Relatório do SIRESP diz que não houve falhas na comunicação e que o desempenho na resposta esteve à altura na tragédia de Pedrógão Grande, noticia a Sic Notícias.

HO/Reuters

“Não houve interrupção no funcionamento da rede SIRESP, nem houve nenhuma Estação Base que tenha ficado fora de serviço no consequência do incêndio”. É esta a conclusão do relatório do desempenho do SIRESP no incêndio de Pedrógão Grande, publicado pelo Governo e elaborada pela empresa que gere a operadora.

O relatório do SIRESP diz que “o desempenho da rede SIRESP esteve à altura da complexidade do teatro das operações”, acrescentando que assegurou “as comunicações e a interoperabilidade das forças de emergência das forças de emergência e segurança”.

Segundo o documento, das 16 estações base que cobrem a zona atingida pelo incêndio, cinco entraram em “modo local” na sequência da destruição provocada pelo incêndio, nomeadamente dos cabos de fibra óptica ou rede de telecomunicações. Contudo, salienta que a “rápida intervenção dos meios no terreno, face às condições no local, permitiu a reposição integral do funcionamento do serviço em cerca de 72 horas”.

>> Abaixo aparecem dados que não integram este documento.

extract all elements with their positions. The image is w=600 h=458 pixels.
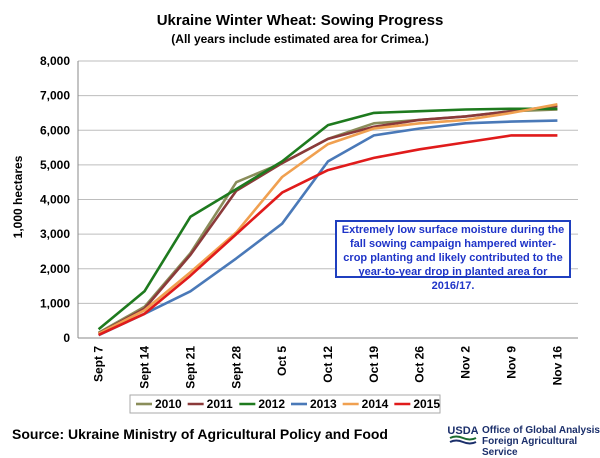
y-tick-label: 0 (63, 331, 70, 345)
legend-label-2014: 2014 (362, 397, 389, 411)
usda-office-text: Office of Global Analysis Foreign Agricu… (482, 425, 600, 458)
series-line-2013 (98, 119, 558, 337)
x-tick-label: Oct 12 (321, 346, 335, 383)
y-tick-label: 1,000 (40, 296, 70, 310)
x-tick-label: Nov 9 (504, 346, 518, 379)
series-line-2012 (97, 107, 558, 331)
legend-box (129, 394, 441, 414)
source-note: Source: Ukraine Ministry of Agricultural… (12, 426, 388, 442)
chart-title: Ukraine Winter Wheat: Sowing Progress (157, 12, 444, 29)
legend-label-2012: 2012 (258, 397, 285, 411)
y-tick-label: 7,000 (40, 89, 70, 103)
x-tick-label: Sept 14 (138, 346, 152, 389)
x-tick-label: Oct 26 (413, 346, 427, 383)
x-tick-label: Oct 5 (275, 346, 289, 376)
legend-label-2013: 2013 (310, 397, 337, 411)
series-line-2015 (98, 134, 558, 337)
office-line-1: Office of Global Analysis (482, 425, 600, 436)
y-tick-label: 3,000 (40, 227, 70, 241)
chart-subtitle: (All years include estimated area for Cr… (171, 32, 428, 46)
x-tick-label: Nov 2 (459, 346, 473, 379)
y-tick-label: 6,000 (40, 123, 70, 137)
annotation-box: Extremely low surface moisture during th… (335, 220, 571, 292)
y-axis-label: 1,000 hectares (11, 155, 25, 238)
legend-label-2011: 2011 (207, 397, 233, 411)
x-tick-label: Sept 28 (229, 346, 243, 389)
x-tick-label: Nov 16 (550, 346, 564, 386)
legend-label-2015: 2015 (413, 397, 440, 411)
y-tick-label: 4,000 (40, 193, 70, 207)
x-tick-label: Sept 7 (92, 346, 106, 382)
x-tick-label: Oct 19 (367, 346, 381, 383)
legend-label-2010: 2010 (155, 397, 182, 411)
series-line-2011 (97, 104, 558, 335)
office-line-2: Foreign Agricultural Service (482, 436, 578, 458)
usda-logo-icon: USDA (448, 425, 478, 445)
y-tick-label: 8,000 (40, 54, 70, 68)
y-tick-label: 2,000 (40, 262, 70, 276)
series-line-2014 (98, 103, 558, 335)
usda-logo-text: USDA (448, 425, 478, 437)
x-tick-label: Sept 21 (183, 346, 197, 389)
y-tick-label: 5,000 (40, 158, 70, 172)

Assegura, ainda, que “não houve estações fora de serviço por falha de energia eléctrica” e que se registaram mais de 100 mil chamadas no período considerado crítico, isto é, das 19 horas de dia 17 às 9 horas de dia 18, através de 1092 terminais.

“Mais de um milhão e cem mil chamadas processadas em cinco dias contados desde o inicio do incêndio, através de 3301 terminais”.

Ainda que negue a existência de falhas, admite que se “registaram situações de saturação na rede, embora, durante o dia 17, primeiro dia do incêndio, estas não tenham sido significativas, particularmente até às 23 horas”.

Salienta que esta saturação não se deve a nenhuma falha mas sim a “uma procura de tráfego superior à capacidade disponível”.

O relatório do SIRESP vem negar as conclusões confirmadas pela “caixa negra” da Proteção Civil, hoje divulgadas pelo jornal Público. Estas informações realçam que, pelo menos dez pessoas, ficaram sem assistência durante as primeiras horas dos incêndios em Pedrógão Grande devido ao problema. A “fita do tempo” do Sistema de Apoio à Decisão Operacional (SADO) da Autoridade Nacional da Protecção Civil (ANPC) funciona quase como uma “caixa negra”.

A “fita do tempo” das comunicações registadas pela ANPC, a que o Público teve acesso, mostra que houve falhas nas comunicações do SIRESP durante as primeiras horas dos fogos. As perturbações quase por completo terão impedido que fosse dado auxílio a populações em perigo. O registo, que inclui a sequência ordenada dos principais acontecimentos e decisões operacionais entre outros parâmetros, já tinha sido entregue ao primeiro-ministro na passada sexta-feira.